In this article I want to tell you about Transaction Isolation Level in
SQL Server 6.5 and SQL Server 7.0, what kind of Transaction Isolation Level
exists, and how you can set the appropriate Transaction Isolation Level.

There are four isolation levels:

  • READ UNCOMMITTED

  • READ COMMITTED

  • REPEATABLE READ

  • SERIALIZABLE
  • SQL Server 6.5 supports all of these Transaction Isolation Levels, but has
    only three different behaviors, because in SQL Server 6.5 REPEATABLE READ
    and SERIALIZABLE are synonyms. It because SQL Server 6.5 supports only
    page locking (there is no full support of row locking as in SQL Server 7.0)
    and if REPEATABLE READ isolation level was set, then another transaction
    cannot insert the row before the first transaction was finished, because
    page will be locked. So there are no phantoms in SQL Server 6.5, if
    REPEATABLE READ isolation level was set.

    SQL Server 7.0 supports all of these Transaction Isolation Levels and can
    separate REPEATABLE READ and SERIALIZABLE.
    Let me to describe each isolation level.

    READ UNCOMMITTED

    When it’s used, SQL Server not issue shared locks while reading data. So,
    you
    can read an uncommitted transaction that might get rolled back later. This
    isolation level is also called dirty read. This is the lowest isolation
    level.

    It ensures only that a physically corrupt data will not be read.

    READ COMMITTED

    This is the default isolation level in SQL Server. When it’s used, SQL
    Server
    will use shared locks while reading data. It ensures that a physically
    corrupt
    data will not be read and will never read data that another application has
    changed and not yet committed, but it not ensures that the data will not be
    changed before the end of the transaction.

    REPEATABLE READ

    When it’s used, then dirty reads and nonrepeatable reads cannot occur.
    It means that locks will be placed on all data that is used in a query,
    and another transactions cannot update the data.

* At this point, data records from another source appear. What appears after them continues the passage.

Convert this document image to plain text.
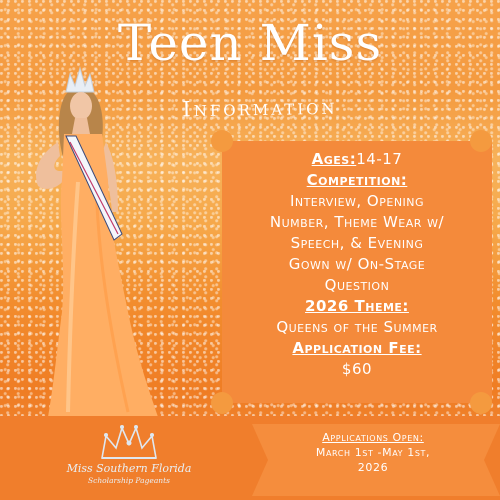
Teen Miss
Information
Ages:14-17
Competition:
Interview, Opening
Number, Theme Wear w/
Speech, & Evening
Gown w/ On-Stage
Question
2026 Theme:
Queens of the Summer
Application Fee:
$60
Miss Southern Florida
Scholarship Pageants
Applications Open:
March 1st -May 1st,
2026
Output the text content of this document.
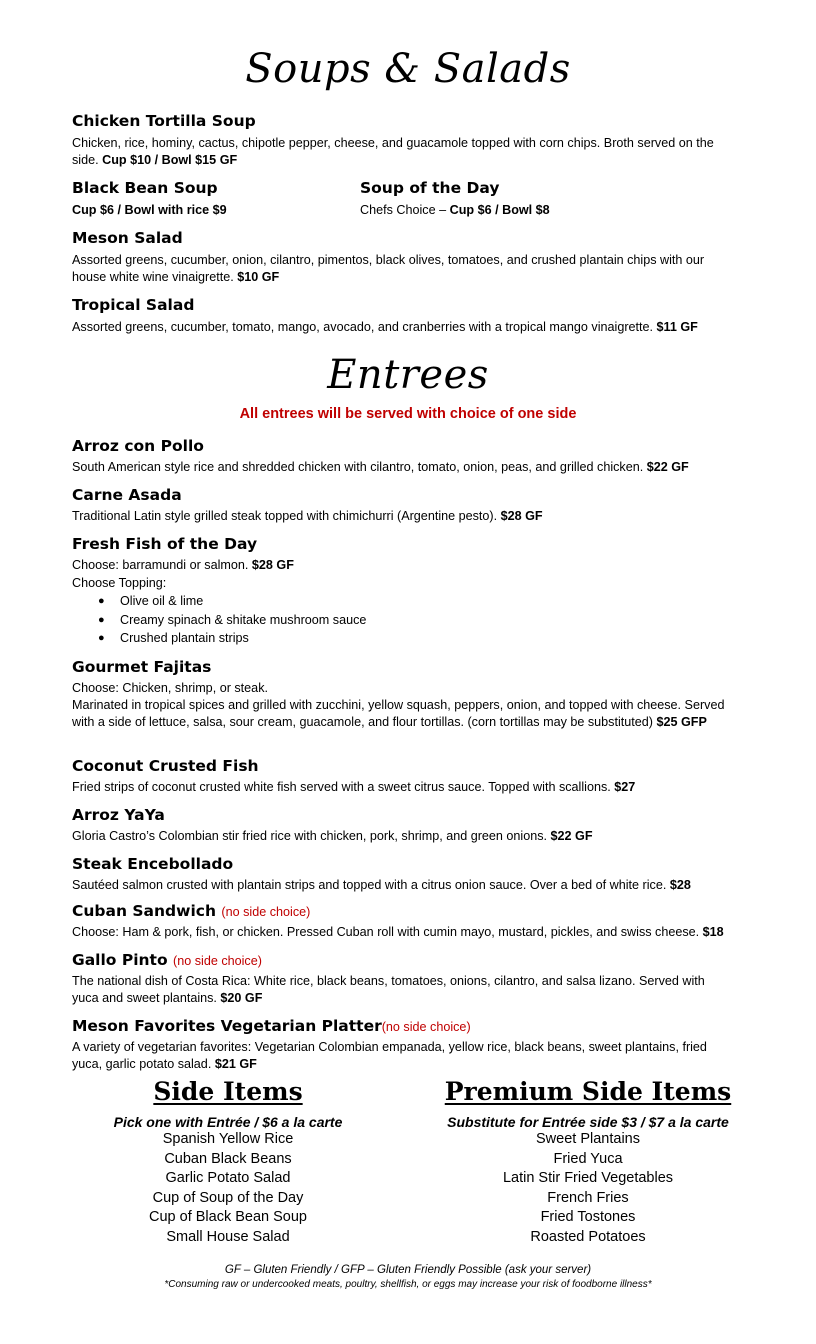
Soups & Salads
Chicken Tortilla Soup
Chicken, rice, hominy, cactus, chipotle pepper, cheese, and guacamole topped with corn chips. Broth served on the side. Cup $10 / Bowl $15 GF
Black Bean Soup
Cup $6 / Bowl with rice $9
Soup of the Day
Chefs Choice – Cup $6 / Bowl $8
Meson Salad
Assorted greens, cucumber, onion, cilantro, pimentos, black olives, tomatoes, and crushed plantain chips with our house white wine vinaigrette. $10 GF
Tropical Salad
Assorted greens, cucumber, tomato, mango, avocado, and cranberries with a tropical mango vinaigrette. $11 GF
Entrees
All entrees will be served with choice of one side
Arroz con Pollo
South American style rice and shredded chicken with cilantro, tomato, onion, peas, and grilled chicken. $22 GF
Carne Asada
Traditional Latin style grilled steak topped with chimichurri (Argentine pesto). $28 GF
Fresh Fish of the Day
Choose: barramundi or salmon. $28 GF
Choose Topping:
● Olive oil & lime
● Creamy spinach & shitake mushroom sauce
● Crushed plantain strips
Gourmet Fajitas
Choose: Chicken, shrimp, or steak.
Marinated in tropical spices and grilled with zucchini, yellow squash, peppers, onion, and topped with cheese. Served with a side of lettuce, salsa, sour cream, guacamole, and flour tortillas. (corn tortillas may be substituted) $25 GFP
Coconut Crusted Fish
Fried strips of coconut crusted white fish served with a sweet citrus sauce. Topped with scallions. $27
Arroz YaYa
Gloria Castro’s Colombian stir fried rice with chicken, pork, shrimp, and green onions. $22 GF
Steak Encebollado
Sautéed salmon crusted with plantain strips and topped with a citrus onion sauce. Over a bed of white rice. $28
Cuban Sandwich (no side choice)
Choose: Ham & pork, fish, or chicken. Pressed Cuban roll with cumin mayo, mustard, pickles, and swiss cheese. $18
Gallo Pinto (no side choice)
The national dish of Costa Rica: White rice, black beans, tomatoes, onions, cilantro, and salsa lizano. Served with yuca and sweet plantains. $20 GF
Meson Favorites Vegetarian Platter(no side choice)
A variety of vegetarian favorites: Vegetarian Colombian empanada, yellow rice, black beans, sweet plantains, fried yuca, garlic potato salad. $21 GF
Side Items
Pick one with Entrée / $6 a la carte
Spanish Yellow Rice
Cuban Black Beans
Garlic Potato Salad
Cup of Soup of the Day
Cup of Black Bean Soup
Small House Salad
Premium Side Items
Substitute for Entrée side $3 / $7 a la carte
Sweet Plantains
Fried Yuca
Latin Stir Fried Vegetables
French Fries
Fried Tostones
Roasted Potatoes
GF – Gluten Friendly / GFP – Gluten Friendly Possible (ask your server)
*Consuming raw or undercooked meats, poultry, shellfish, or eggs may increase your risk of foodborne illness*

    This is the definition of nonrepeatable read from SQL Server Books Online:

    nonrepeatable read
    When a transaction reads the same row more than one time, and between the
    two (or more) reads, a separate transaction modifies that row. Because the
    row was modified between reads within the same transaction, each read
    produces different values, which introduces inconsistency.
    

    SERIALIZABLE

    Most restrictive isolation level. When it’s used, then phantom values cannot
    occur. It prevents other users from updating or inserting rows into the data
    set until the transaction is complete.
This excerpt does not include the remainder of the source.